MUMBAI: The Bombay High Court has adjourned hearing in the much-contested BCCI cricket telecast rights case to Monday after Zee Telefilms exhaustively put forward its argument.
Arguing before a two-judge Bench of Chief Justice DS Bhandari and Justice DY Chandrachud, Zee's counsel Harish Salve argued that ESPN has not produced a clean signal of live cricket matches completely in-house. Neither the West Indies-India series nor the South Africa-India and England matches were exclusively produced by ESPN. It was only in the Asia Cup that the production was done in-house.
Zee raised the point that ESPN had sidelined the consortium clause and was creating confusion over production facilities. The hawk eye camera and other facilities belonged to proprietary companies and neither to ESPN or to Zee. Today to produce the match for telecasting, cameras are planted. All of us rent out those facilities. It is only a question of how much each of us do, Salve argued.
ESPN had been showing cricket in India so far. Zee has a presence in 88 countries and has been showing cricket when India plays overseas. If BCCI is entertaining Zee today, the board obviously considers us eligible, said Salve.
Justice Chandrachud then queried Salve on whether the company had experience in TV production of cricket matches as Zee had mentioned telecast but no production experience in its bid for the BCCI rights. Salve admitted that Zee had never produced clean signals. But neither ESPN nor Zee have produced clean signals for two years, the counsel said.
The court then observed, "If we strictly stick to your line of argument then both the parties (Zee and ESS) would be ineligible."
Responding to the court's observation, Salve, while agreeing with the point made by the bench, drew attention to the fact that none of the parties, and that includes Prasar Bharti, would "strictly speaking" be eligible to get the telecast rights as all were merely licensees and hire production units to telecast matches.

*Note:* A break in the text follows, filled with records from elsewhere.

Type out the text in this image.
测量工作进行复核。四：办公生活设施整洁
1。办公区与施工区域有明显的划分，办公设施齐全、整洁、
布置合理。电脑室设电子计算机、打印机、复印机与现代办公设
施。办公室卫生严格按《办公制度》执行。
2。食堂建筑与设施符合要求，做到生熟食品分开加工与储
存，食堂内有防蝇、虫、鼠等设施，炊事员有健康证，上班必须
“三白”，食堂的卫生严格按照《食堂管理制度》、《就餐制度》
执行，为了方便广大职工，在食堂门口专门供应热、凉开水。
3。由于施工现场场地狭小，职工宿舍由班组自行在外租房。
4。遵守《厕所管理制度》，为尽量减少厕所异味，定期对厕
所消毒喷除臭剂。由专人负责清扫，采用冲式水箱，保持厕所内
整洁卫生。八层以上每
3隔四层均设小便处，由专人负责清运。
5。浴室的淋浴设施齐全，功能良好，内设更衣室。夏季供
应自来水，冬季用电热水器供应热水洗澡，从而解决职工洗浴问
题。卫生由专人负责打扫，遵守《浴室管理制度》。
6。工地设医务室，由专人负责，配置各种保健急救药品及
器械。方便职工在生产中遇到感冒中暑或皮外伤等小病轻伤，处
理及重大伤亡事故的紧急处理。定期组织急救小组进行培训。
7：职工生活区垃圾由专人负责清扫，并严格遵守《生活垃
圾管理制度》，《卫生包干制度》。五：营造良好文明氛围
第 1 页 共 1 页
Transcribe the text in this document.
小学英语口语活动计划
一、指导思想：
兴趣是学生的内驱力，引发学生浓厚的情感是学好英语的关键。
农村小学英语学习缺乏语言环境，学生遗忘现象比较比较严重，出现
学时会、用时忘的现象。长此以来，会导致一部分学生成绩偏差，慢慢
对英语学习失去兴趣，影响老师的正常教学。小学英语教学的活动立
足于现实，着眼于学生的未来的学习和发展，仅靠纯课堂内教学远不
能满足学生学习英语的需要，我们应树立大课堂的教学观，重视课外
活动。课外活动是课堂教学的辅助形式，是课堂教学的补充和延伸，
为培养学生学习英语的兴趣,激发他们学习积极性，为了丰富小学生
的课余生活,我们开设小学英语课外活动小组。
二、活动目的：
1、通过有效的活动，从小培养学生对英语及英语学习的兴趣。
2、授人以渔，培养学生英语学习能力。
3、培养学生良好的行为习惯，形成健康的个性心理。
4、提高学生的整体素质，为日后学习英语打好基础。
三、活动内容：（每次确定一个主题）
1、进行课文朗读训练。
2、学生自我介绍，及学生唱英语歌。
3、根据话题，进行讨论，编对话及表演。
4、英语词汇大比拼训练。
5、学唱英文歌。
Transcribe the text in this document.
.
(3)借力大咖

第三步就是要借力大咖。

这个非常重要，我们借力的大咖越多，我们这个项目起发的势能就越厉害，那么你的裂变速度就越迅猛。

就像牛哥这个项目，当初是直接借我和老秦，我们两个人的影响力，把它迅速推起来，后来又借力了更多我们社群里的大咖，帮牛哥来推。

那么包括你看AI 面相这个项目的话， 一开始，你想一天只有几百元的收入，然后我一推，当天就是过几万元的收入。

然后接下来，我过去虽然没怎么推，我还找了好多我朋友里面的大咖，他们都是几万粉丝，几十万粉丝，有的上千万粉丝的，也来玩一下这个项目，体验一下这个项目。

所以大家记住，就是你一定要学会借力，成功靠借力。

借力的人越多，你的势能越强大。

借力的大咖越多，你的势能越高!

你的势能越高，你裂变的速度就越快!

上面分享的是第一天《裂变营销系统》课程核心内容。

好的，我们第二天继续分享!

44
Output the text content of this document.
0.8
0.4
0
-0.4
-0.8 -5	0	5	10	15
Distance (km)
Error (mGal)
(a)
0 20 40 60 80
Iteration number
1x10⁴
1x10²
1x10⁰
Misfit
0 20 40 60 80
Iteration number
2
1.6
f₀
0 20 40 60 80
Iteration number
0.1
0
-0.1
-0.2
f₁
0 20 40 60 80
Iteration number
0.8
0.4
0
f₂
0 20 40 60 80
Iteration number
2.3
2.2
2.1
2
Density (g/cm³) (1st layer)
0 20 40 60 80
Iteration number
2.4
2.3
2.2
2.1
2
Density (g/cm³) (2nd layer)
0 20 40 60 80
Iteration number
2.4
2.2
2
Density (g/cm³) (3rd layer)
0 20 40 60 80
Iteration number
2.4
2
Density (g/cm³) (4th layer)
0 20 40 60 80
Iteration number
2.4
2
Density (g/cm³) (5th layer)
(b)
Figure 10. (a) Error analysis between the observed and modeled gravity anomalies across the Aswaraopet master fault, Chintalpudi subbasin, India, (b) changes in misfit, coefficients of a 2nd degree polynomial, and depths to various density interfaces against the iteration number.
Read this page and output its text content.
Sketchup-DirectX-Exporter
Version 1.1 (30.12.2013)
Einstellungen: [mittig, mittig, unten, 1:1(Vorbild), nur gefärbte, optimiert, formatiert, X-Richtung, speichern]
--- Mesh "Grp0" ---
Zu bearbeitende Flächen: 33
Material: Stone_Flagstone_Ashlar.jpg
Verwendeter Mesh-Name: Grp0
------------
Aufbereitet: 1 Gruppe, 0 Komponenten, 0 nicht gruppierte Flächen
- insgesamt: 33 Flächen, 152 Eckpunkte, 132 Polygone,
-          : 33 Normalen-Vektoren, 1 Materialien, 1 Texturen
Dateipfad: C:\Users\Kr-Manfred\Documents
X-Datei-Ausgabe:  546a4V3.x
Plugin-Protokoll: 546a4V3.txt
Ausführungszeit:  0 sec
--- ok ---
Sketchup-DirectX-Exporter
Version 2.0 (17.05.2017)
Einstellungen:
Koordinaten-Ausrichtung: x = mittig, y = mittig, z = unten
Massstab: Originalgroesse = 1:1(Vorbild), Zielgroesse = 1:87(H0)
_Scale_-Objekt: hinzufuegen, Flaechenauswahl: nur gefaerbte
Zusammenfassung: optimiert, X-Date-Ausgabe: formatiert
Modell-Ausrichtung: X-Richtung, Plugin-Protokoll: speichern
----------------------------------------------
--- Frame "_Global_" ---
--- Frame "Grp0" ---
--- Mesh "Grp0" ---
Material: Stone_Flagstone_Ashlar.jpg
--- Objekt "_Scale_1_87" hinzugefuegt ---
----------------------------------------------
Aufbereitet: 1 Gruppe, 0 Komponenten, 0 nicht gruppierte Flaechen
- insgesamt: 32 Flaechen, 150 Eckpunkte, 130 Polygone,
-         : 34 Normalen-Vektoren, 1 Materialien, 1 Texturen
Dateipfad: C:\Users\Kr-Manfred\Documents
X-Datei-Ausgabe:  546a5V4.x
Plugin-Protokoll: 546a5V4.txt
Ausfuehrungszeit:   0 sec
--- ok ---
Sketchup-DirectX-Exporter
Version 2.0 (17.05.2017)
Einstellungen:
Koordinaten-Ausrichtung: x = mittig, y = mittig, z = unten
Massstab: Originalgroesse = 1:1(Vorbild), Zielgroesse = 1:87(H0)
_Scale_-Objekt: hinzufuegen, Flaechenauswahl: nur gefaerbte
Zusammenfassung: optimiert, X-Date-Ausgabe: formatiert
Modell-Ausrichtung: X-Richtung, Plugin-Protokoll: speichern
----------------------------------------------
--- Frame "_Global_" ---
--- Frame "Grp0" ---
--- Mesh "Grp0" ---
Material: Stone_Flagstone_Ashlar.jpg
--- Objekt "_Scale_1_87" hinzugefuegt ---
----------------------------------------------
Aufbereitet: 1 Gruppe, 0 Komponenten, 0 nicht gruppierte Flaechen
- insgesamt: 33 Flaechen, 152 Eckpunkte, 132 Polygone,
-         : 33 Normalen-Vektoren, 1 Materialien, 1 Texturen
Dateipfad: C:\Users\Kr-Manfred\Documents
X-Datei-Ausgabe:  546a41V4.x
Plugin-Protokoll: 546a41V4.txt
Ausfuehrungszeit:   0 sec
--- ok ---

Moving on to another issue, Salve pointed out that PriceWaterhouse Coopers, which had been assigned the task of vetting the bids, was the global auditor of ESPN and had a conflict of interest. PwC had not sent any reply to Zee on its inquiries. But ESPN had got a response from PwC in a letter on September 6, Salve said.
India has emerged as the largest commercial market for cricket and accounts for 80 per cent of the worldwide revenue for the sport. BCCI has put up tenders and an Indian-owned company with a homegrown network with large production facilities has bid. Lets not miss the wood for the trees, he said. The public interest has suffered. ESPN has put no argument saying that it has been detrimental to public interest. They are only working for their interest and monopoly.
Earlier, ESPN's counsel Iqbal Chaggla, referring to SAB TV's argument about ESS being a foreign entity in an intervention application filed yesterday, told the court that even Zee has its registered offices in countries like the USA and United Kingdom. Chaggla argued that company's licence was under Zee TV, USA.
BCCI TO HONOUR COURT DIKTAT
The working committee of the Board of Control for Cricket in India, which held an emergency meeting in Kolkata yesterday, has decided to follow the court's diktat that status quo be maintained on the issue of telecast rights.
This rules out any further moves on the part of the BCCI to offer the piecemeal rights of the upcoming Australia series to national broadcaster Doordarshan.
In its submission to the court today, the BCCI sought time for arguments and the court told it to put forward its submissions on Monday when its counsel, KK Venugopal, is expected to address the court.
The court has still to look into the maintainability of the writ filed by ESS and the arguments will continue on Monday at 2:45 pm. The court has also allowed the intervention application filed by SAB TV.